Work is set to start later this spring to reopen the riverside path in Batheaston, following lobbying by the area’s local Conservative councillors.
The public footpath follows the northern bank of the River Avon in Batheaston. However, the path has been closed since the end of February for safety reasons due to cracks appearing in the surface and a short section of the path partially subsiding into the river.
However, following calls by local councillors Martin Veal and Geoff Ward, the Council has confirmed that, subject to the consent of the Environment Agency, work to repair the path should start later this spring so that it can be safely reopened to the public.
The Council has earmarked funding within its capital programme to enable the work to be undertaken and it is hoped that it will be possible to secure the necessary consent and procurement processes to enable a contractor to start work on the path in April.
Councillor Martin Veal (Cons, Bathavon North) said:
“The Batheaston riverside path is well-used by local people and visitors alike. The Council obviously did the right thing in temporarily closing the path in the interests of public safety, but it’s important that everything is done to reopen this popular footpath as soon as possible. I’m therefore very pleased that officers have moved quickly to identify what work needs to take place to reopen the path to the public. Hopefully, once necessary consent from the Environment Agency is secured, work on the path can start in April to ensure the path is reopened by the end of spring.
“There have been reports that some people have been removing the barriers and continuing to walk along this stretch of the path. To protect your own safety, we would urge people not to try using this path until the repair work is complete.”
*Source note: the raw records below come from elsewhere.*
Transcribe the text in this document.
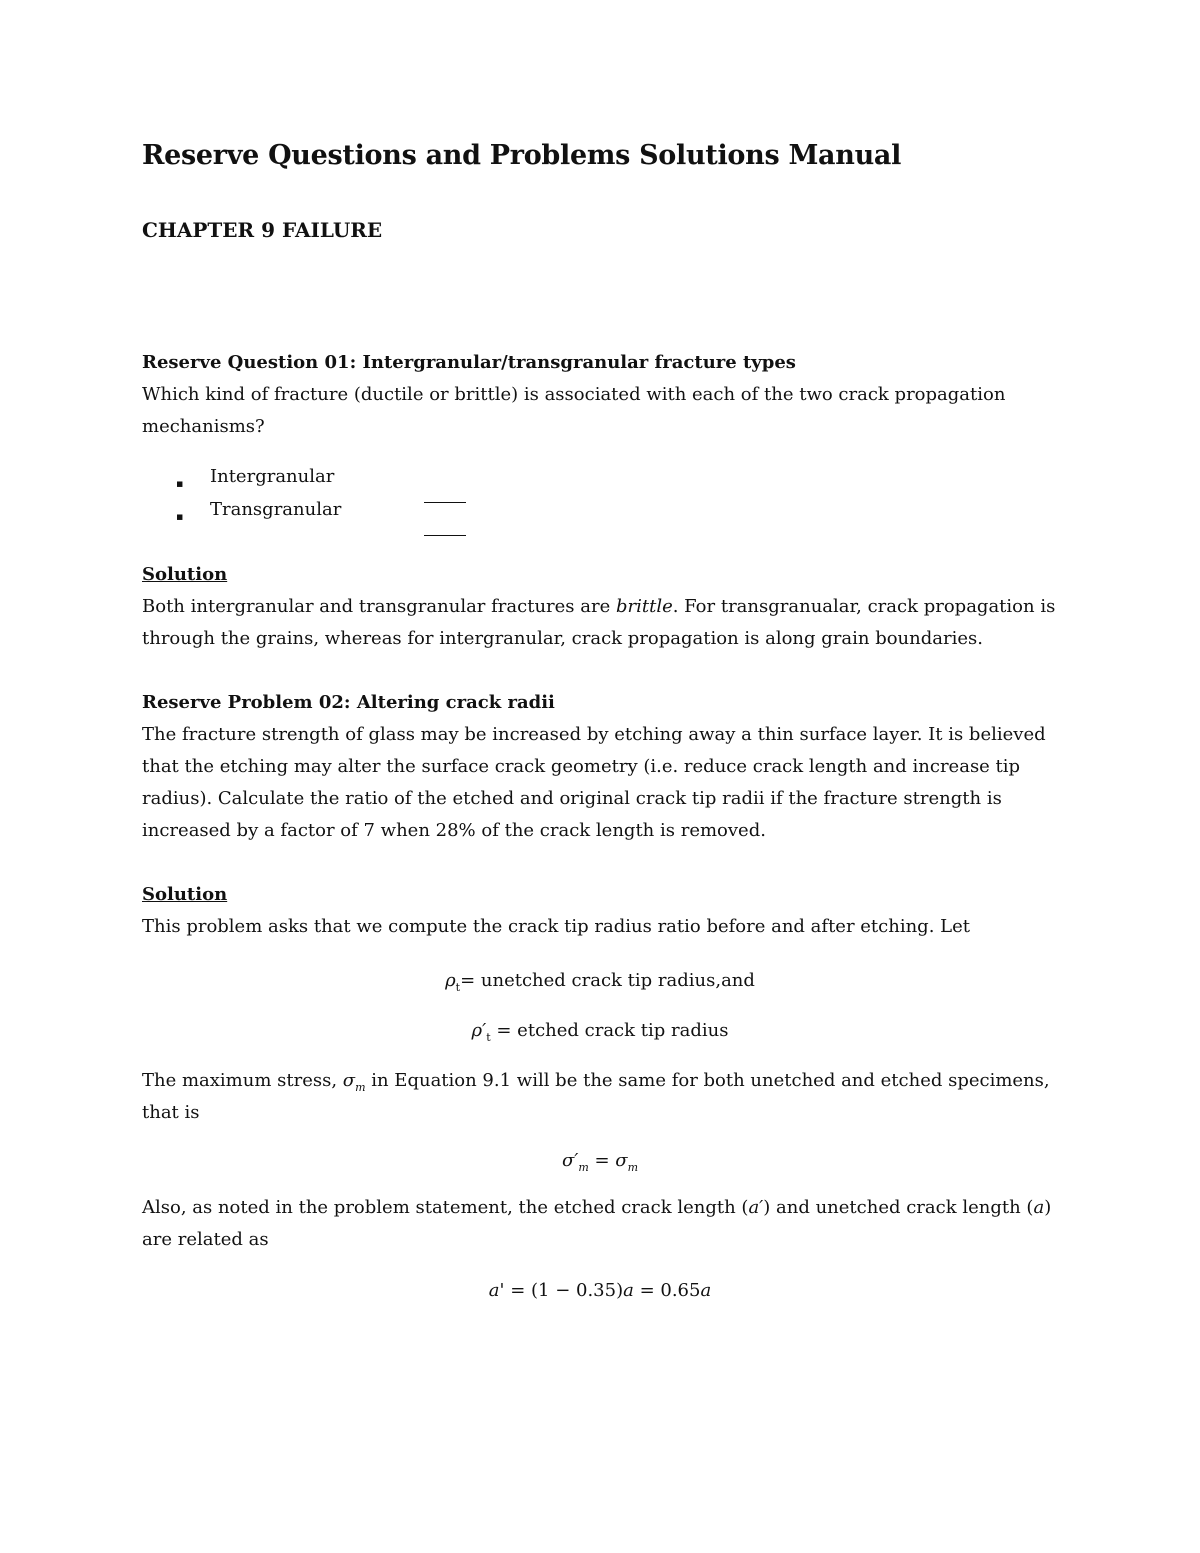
Reserve Questions and Problems Solutions Manual
CHAPTER 9 FAILURE
Reserve Question 01: Intergranular/transgranular fracture types
Which kind of fracture (ductile or brittle) is associated with each of the two crack propagation
mechanisms?
▪ Intergranular
▪ Transgranular
Solution
Both intergranular and transgranular fractures are brittle. For transgranualar, crack propagation is
through the grains, whereas for intergranular, crack propagation is along grain boundaries.
Reserve Problem 02: Altering crack radii
The fracture strength of glass may be increased by etching away a thin surface layer. It is believed
that the etching may alter the surface crack geometry (i.e. reduce crack length and increase tip
radius). Calculate the ratio of the etched and original crack tip radii if the fracture strength is
increased by a factor of 7 when 28% of the crack length is removed.
Solution
This problem asks that we compute the crack tip radius ratio before and after etching. Let
$\rho_t=$ unetched crack tip radius,and
$\rho'_t$ = etched crack tip radius
The maximum stress, $\sigma_m$ in Equation 9.1 will be the same for both unetched and etched specimens,
that is
$\sigma'_m = \sigma_m$
Also, as noted in the problem statement, the etched crack length (a′) and unetched crack length (a)
are related as
a' = (1 − 0.35)a = 0.65a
As well as the work to reopen the damaged section of pathway, the Council has also carried out an initial inspection of the remainder of the footpath and will be carrying out remedial works to another much smaller section of the footpath. Whilst the inspection did not suggest that other sections of the path were immediately at risk, the nature and location of the path means that it is particularly susceptible to erosion, and so the Council has said it will continue to monitor the situation.